“Insanity is doing the same thing over and over again and expecting different results.” It’s a phrase attributed to Albert Einstein, among others, and how one industry veteran views the approach drug makers take in developing treatments for Alzheimer’s—with a twist. For Cameron Durrant, MD, MBA, there’s a hammer involved.
“You whack your thumb with a hammer and it hurts. You whack it again and it hurts, and then you whack it another time and it hurts. Do you think you should put the hammer down?” he asks.
If you’re a pharmaceutical company today intent on developing a drug for Alzheimer’s (AZ) the answer is “No,” according to Durrant, Executive Chairman of Anavex Life Sciences. The hammer in this case is amyloid, long considered by researchers to be behind AZ. It’s the build up of amyloid plaque in the brain that is associated with the disease. So companies have been targeting amyloid and its removal in their search for an effective treatment.
Or as Durrant sees it: hammer whacking their thumbs repeatedly.
“Antibodies and vaccines have been shown to remove amyloid but every study so far says that’s doesn’t matter,” says Durrant. “So, one of the reasons it’s difficult to develop drugs: We’re looking at the wrong drugs and targets, and we seem to be doing that over and over again.”
Recent examples of anti-amyloids that failed in later-stage trials include Neurochem’s Alzhemed (2007) and Myriad Genetics’ Flurizan (2008). Although not touted as an anti-amyloid, the most recent AZ late-stage failure is Pfizer and Medivation’s Dimebon, whose inability to meet efficacy endpoints in Phase III has resulted in job losses at the San Francisco-based Medivation.
So if not amyloid, then what? Target a totally different mechanism like sigma receptors that affect mitochondria, says Durrant. Which is exactly what the investigational AZ drugs in Anavex’s pipeline do. Among them is anavex 2-73, their lead compound due to go into a Phase I European-based trial this year. So far, very, very low doses have shown positive effects, says Durrant, who gives three reasons for why it’s different from all the other compounds in development: it’s oral, disease modifying, and—of course—doesn’t target amyloid.

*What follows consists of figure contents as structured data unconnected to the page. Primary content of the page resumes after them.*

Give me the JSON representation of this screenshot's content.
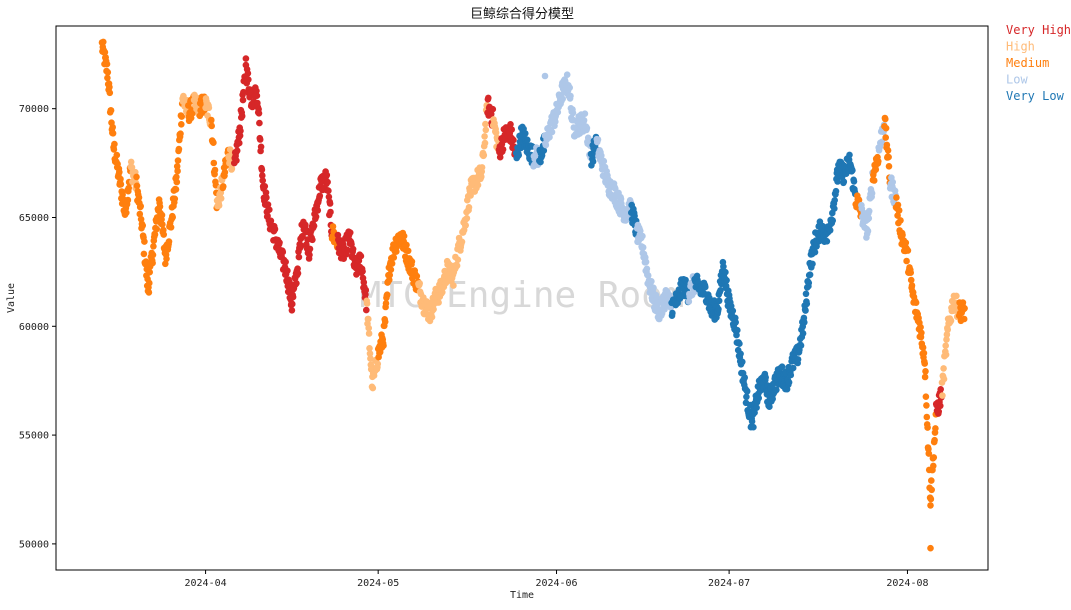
{
  "chart_data": {
    "type": "scatter",
    "title": "巨鲸综合得分模型",
    "xlabel": "Time",
    "ylabel": "Value",
    "watermark": "MTC Engine Room",
    "x_ticks": [
      "2024-04",
      "2024-05",
      "2024-06",
      "2024-07",
      "2024-08"
    ],
    "y_ticks": [
      50000,
      55000,
      60000,
      65000,
      70000
    ],
    "ylim": [
      48800,
      73800
    ],
    "xlim": [
      "2024-03-06",
      "2024-08-15"
    ],
    "legend_position": "outside-top-right",
    "grid": false,
    "categories": [
      {
        "name": "Very High",
        "color": "#d62728"
      },
      {
        "name": "High",
        "color": "#ffbb78"
      },
      {
        "name": "Medium",
        "color": "#ff7f0e"
      },
      {
        "name": "Low",
        "color": "#aec7e8"
      },
      {
        "name": "Very Low",
        "color": "#1f77b4"
      }
    ],
    "segments": [
      [
        "2024-03-14",
        72900,
        "Medium"
      ],
      [
        "2024-03-15",
        71600,
        "Medium"
      ],
      [
        "2024-03-16",
        68300,
        "Medium"
      ],
      [
        "2024-03-17",
        66800,
        "Medium"
      ],
      [
        "2024-03-18",
        65200,
        "Medium"
      ],
      [
        "2024-03-19",
        67300,
        "High"
      ],
      [
        "2024-03-20",
        66500,
        "Medium"
      ],
      [
        "2024-03-21",
        64500,
        "Medium"
      ],
      [
        "2024-03-22",
        61700,
        "Medium"
      ],
      [
        "2024-03-23",
        63800,
        "Medium"
      ],
      [
        "2024-03-24",
        65800,
        "Medium"
      ],
      [
        "2024-03-25",
        63200,
        "Medium"
      ],
      [
        "2024-03-26",
        64800,
        "Medium"
      ],
      [
        "2024-03-27",
        66800,
        "Medium"
      ],
      [
        "2024-03-28",
        70500,
        "High"
      ],
      [
        "2024-03-29",
        69800,
        "Medium"
      ],
      [
        "2024-03-30",
        70200,
        "High"
      ],
      [
        "2024-03-31",
        70100,
        "Medium"
      ],
      [
        "2024-04-01",
        70200,
        "High"
      ],
      [
        "2024-04-02",
        69500,
        "Medium"
      ],
      [
        "2024-04-03",
        65500,
        "High"
      ],
      [
        "2024-04-04",
        66600,
        "Medium"
      ],
      [
        "2024-04-05",
        68000,
        "High"
      ],
      [
        "2024-04-06",
        67300,
        "Very High"
      ],
      [
        "2024-04-07",
        69100,
        "Very High"
      ],
      [
        "2024-04-08",
        71800,
        "Very High"
      ],
      [
        "2024-04-09",
        70400,
        "Very High"
      ],
      [
        "2024-04-10",
        70700,
        "Very High"
      ],
      [
        "2024-04-11",
        66500,
        "Very High"
      ],
      [
        "2024-04-12",
        65000,
        "Very High"
      ],
      [
        "2024-04-13",
        64200,
        "Very High"
      ],
      [
        "2024-04-14",
        63300,
        "Very High"
      ],
      [
        "2024-04-15",
        62600,
        "Very High"
      ],
      [
        "2024-04-16",
        61000,
        "Very High"
      ],
      [
        "2024-04-17",
        62700,
        "Very High"
      ],
      [
        "2024-04-18",
        64900,
        "Very High"
      ],
      [
        "2024-04-19",
        63500,
        "Very High"
      ],
      [
        "2024-04-20",
        65000,
        "Very High"
      ],
      [
        "2024-04-21",
        66500,
        "Very High"
      ],
      [
        "2024-04-22",
        66800,
        "Very High"
      ],
      [
        "2024-04-23",
        64300,
        "Medium"
      ],
      [
        "2024-04-24",
        63800,
        "Very High"
      ],
      [
        "2024-04-25",
        63400,
        "Very High"
      ],
      [
        "2024-04-26",
        64100,
        "Very High"
      ],
      [
        "2024-04-27",
        62600,
        "Very High"
      ],
      [
        "2024-04-28",
        63000,
        "Very High"
      ],
      [
        "2024-04-29",
        61000,
        "High"
      ],
      [
        "2024-04-30",
        57300,
        "High"
      ],
      [
        "2024-05-01",
        58700,
        "Medium"
      ],
      [
        "2024-05-02",
        59600,
        "Medium"
      ],
      [
        "2024-05-03",
        62800,
        "Medium"
      ],
      [
        "2024-05-04",
        63800,
        "Medium"
      ],
      [
        "2024-05-05",
        64200,
        "Medium"
      ],
      [
        "2024-05-06",
        63300,
        "Medium"
      ],
      [
        "2024-05-07",
        62500,
        "Medium"
      ],
      [
        "2024-05-08",
        61800,
        "High"
      ],
      [
        "2024-05-09",
        61000,
        "High"
      ],
      [
        "2024-05-10",
        60600,
        "High"
      ],
      [
        "2024-05-11",
        61300,
        "High"
      ],
      [
        "2024-05-12",
        61700,
        "High"
      ],
      [
        "2024-05-13",
        62600,
        "High"
      ],
      [
        "2024-05-14",
        62200,
        "High"
      ],
      [
        "2024-05-15",
        63600,
        "High"
      ],
      [
        "2024-05-16",
        64700,
        "High"
      ],
      [
        "2024-05-17",
        66200,
        "High"
      ],
      [
        "2024-05-18",
        66700,
        "High"
      ],
      [
        "2024-05-19",
        67000,
        "High"
      ],
      [
        "2024-05-20",
        70200,
        "Very High"
      ],
      [
        "2024-05-21",
        69500,
        "High"
      ],
      [
        "2024-05-22",
        68000,
        "Very High"
      ],
      [
        "2024-05-23",
        68800,
        "Very High"
      ],
      [
        "2024-05-24",
        68900,
        "Very High"
      ],
      [
        "2024-05-25",
        67700,
        "Very Low"
      ],
      [
        "2024-05-26",
        68900,
        "Very Low"
      ],
      [
        "2024-05-27",
        68200,
        "Very Low"
      ],
      [
        "2024-05-28",
        67800,
        "Low"
      ],
      [
        "2024-05-29",
        67800,
        "Very Low"
      ],
      [
        "2024-05-30",
        68400,
        "Low"
      ],
      [
        "2024-05-31",
        69200,
        "Low"
      ],
      [
        "2024-06-01",
        69800,
        "Low"
      ],
      [
        "2024-06-02",
        70800,
        "Low"
      ],
      [
        "2024-06-03",
        71200,
        "Low"
      ],
      [
        "2024-06-04",
        69100,
        "Low"
      ],
      [
        "2024-06-05",
        69300,
        "Low"
      ],
      [
        "2024-06-06",
        69400,
        "Low"
      ],
      [
        "2024-06-07",
        67800,
        "Very Low"
      ],
      [
        "2024-06-08",
        68400,
        "Low"
      ],
      [
        "2024-06-09",
        67400,
        "Low"
      ],
      [
        "2024-06-10",
        66500,
        "Low"
      ],
      [
        "2024-06-11",
        66200,
        "Low"
      ],
      [
        "2024-06-12",
        65600,
        "Low"
      ],
      [
        "2024-06-13",
        65200,
        "Low"
      ],
      [
        "2024-06-14",
        65400,
        "Very Low"
      ],
      [
        "2024-06-15",
        64300,
        "Low"
      ],
      [
        "2024-06-16",
        63700,
        "Low"
      ],
      [
        "2024-06-17",
        62100,
        "Low"
      ],
      [
        "2024-06-18",
        61200,
        "Low"
      ],
      [
        "2024-06-19",
        60600,
        "Low"
      ],
      [
        "2024-06-20",
        61400,
        "Low"
      ],
      [
        "2024-06-21",
        60900,
        "Very Low"
      ],
      [
        "2024-06-22",
        61200,
        "Very Low"
      ],
      [
        "2024-06-23",
        61900,
        "Very Low"
      ],
      [
        "2024-06-24",
        61500,
        "Low"
      ],
      [
        "2024-06-25",
        62000,
        "Very Low"
      ],
      [
        "2024-06-26",
        61700,
        "Very Low"
      ],
      [
        "2024-06-27",
        61600,
        "Very Low"
      ],
      [
        "2024-06-28",
        60700,
        "Very Low"
      ],
      [
        "2024-06-29",
        60800,
        "Very Low"
      ],
      [
        "2024-06-30",
        62800,
        "Very Low"
      ],
      [
        "2024-07-01",
        61000,
        "Very Low"
      ],
      [
        "2024-07-02",
        60200,
        "Very Low"
      ],
      [
        "2024-07-03",
        58500,
        "Very Low"
      ],
      [
        "2024-07-04",
        56800,
        "Very Low"
      ],
      [
        "2024-07-05",
        55500,
        "Very Low"
      ],
      [
        "2024-07-06",
        56900,
        "Very Low"
      ],
      [
        "2024-07-07",
        57600,
        "Very Low"
      ],
      [
        "2024-07-08",
        56600,
        "Very Low"
      ],
      [
        "2024-07-09",
        57400,
        "Very Low"
      ],
      [
        "2024-07-10",
        57800,
        "Very Low"
      ],
      [
        "2024-07-11",
        57500,
        "Very Low"
      ],
      [
        "2024-07-12",
        58300,
        "Very Low"
      ],
      [
        "2024-07-13",
        58700,
        "Very Low"
      ],
      [
        "2024-07-14",
        60200,
        "Very Low"
      ],
      [
        "2024-07-15",
        62700,
        "Very Low"
      ],
      [
        "2024-07-16",
        63900,
        "Very Low"
      ],
      [
        "2024-07-17",
        64500,
        "Very Low"
      ],
      [
        "2024-07-18",
        64100,
        "Very Low"
      ],
      [
        "2024-07-19",
        65300,
        "Very Low"
      ],
      [
        "2024-07-20",
        67200,
        "Very Low"
      ],
      [
        "2024-07-21",
        67000,
        "Very Low"
      ],
      [
        "2024-07-22",
        67600,
        "Very Low"
      ],
      [
        "2024-07-23",
        65900,
        "Medium"
      ],
      [
        "2024-07-24",
        65200,
        "Low"
      ],
      [
        "2024-07-25",
        64400,
        "Low"
      ],
      [
        "2024-07-26",
        66900,
        "Medium"
      ],
      [
        "2024-07-27",
        68000,
        "Low"
      ],
      [
        "2024-07-28",
        69500,
        "Medium"
      ],
      [
        "2024-07-29",
        66600,
        "Low"
      ],
      [
        "2024-07-30",
        65800,
        "Medium"
      ],
      [
        "2024-07-31",
        64200,
        "Medium"
      ],
      [
        "2024-08-01",
        63200,
        "Medium"
      ],
      [
        "2024-08-02",
        61300,
        "Medium"
      ],
      [
        "2024-08-03",
        60200,
        "Medium"
      ],
      [
        "2024-08-04",
        58500,
        "Medium"
      ],
      [
        "2024-08-05",
        52000,
        "Medium"
      ],
      [
        "2024-08-06",
        56000,
        "Very High"
      ],
      [
        "2024-08-07",
        57000,
        "High"
      ],
      [
        "2024-08-08",
        59800,
        "High"
      ],
      [
        "2024-08-09",
        61200,
        "High"
      ],
      [
        "2024-08-10",
        60700,
        "Medium"
      ]
    ],
    "extremes": [
      [
        "2024-04-08",
        72300,
        "Very High"
      ],
      [
        "2024-05-30",
        71500,
        "Low"
      ],
      [
        "2024-08-05",
        49800,
        "Medium"
      ]
    ]
  }
}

The graveyard of Alzheimer’s drugs in Durrant’s opinion.
For more on Alzheimer’s drugs in development and an overview of the market, with fresh insight from DIA’s 22nd Annual Euromeeting, be sure to check out Applied Clinical Trials’ April news section in print and online.

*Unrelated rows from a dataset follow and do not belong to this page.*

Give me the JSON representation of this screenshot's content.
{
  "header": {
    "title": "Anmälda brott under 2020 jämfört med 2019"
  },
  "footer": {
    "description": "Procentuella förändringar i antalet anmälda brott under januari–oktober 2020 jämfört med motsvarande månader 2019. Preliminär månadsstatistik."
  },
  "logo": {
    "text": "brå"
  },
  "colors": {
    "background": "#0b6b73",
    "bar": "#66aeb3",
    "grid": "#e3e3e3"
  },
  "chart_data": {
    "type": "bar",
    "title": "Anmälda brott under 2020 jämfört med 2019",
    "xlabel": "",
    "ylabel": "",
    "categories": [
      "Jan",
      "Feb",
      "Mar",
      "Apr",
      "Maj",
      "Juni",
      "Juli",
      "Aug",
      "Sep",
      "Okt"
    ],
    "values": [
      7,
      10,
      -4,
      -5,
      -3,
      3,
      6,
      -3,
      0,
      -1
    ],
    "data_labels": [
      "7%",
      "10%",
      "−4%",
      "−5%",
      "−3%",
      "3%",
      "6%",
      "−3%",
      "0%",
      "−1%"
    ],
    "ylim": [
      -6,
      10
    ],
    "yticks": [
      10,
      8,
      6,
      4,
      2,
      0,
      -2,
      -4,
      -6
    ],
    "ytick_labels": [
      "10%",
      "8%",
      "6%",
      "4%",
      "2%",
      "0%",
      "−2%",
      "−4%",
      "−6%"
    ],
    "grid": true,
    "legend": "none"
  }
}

To hear more from Dr. Durant on Alzeheimer’s drug development and clinical trials, check out his recent two-part interview below on CHUM Radio Ottawa’s Business@Night (CFRA AM 580) with host Greg Hebert.

One Comment
The AD field will always welcome new approaches targeting disease modification and applauds Dr. Durrant and Anavex’s efforts. That said the majority of imaging (MRI to PET with Ligands) and CSF correlation work with clinical functional changes by ADNI and others points to changes in Amyloid burden and one of the key pathological pathways in the progression of AD. The recent AD clinical trial failures may not be in the target that was selected (amyloid) as much as the subjects used to demonstrate to date this elusive efficacy. Factors such as the stage of their dementia, genetic pre-disposition and the now apparent changing pathophyiology of AD as the disease progresses (Asymtomatic or Prodromal AD, to MCI, to Mild to Moderate and finally to Severe AD) may prove to be more challenging than the target selected.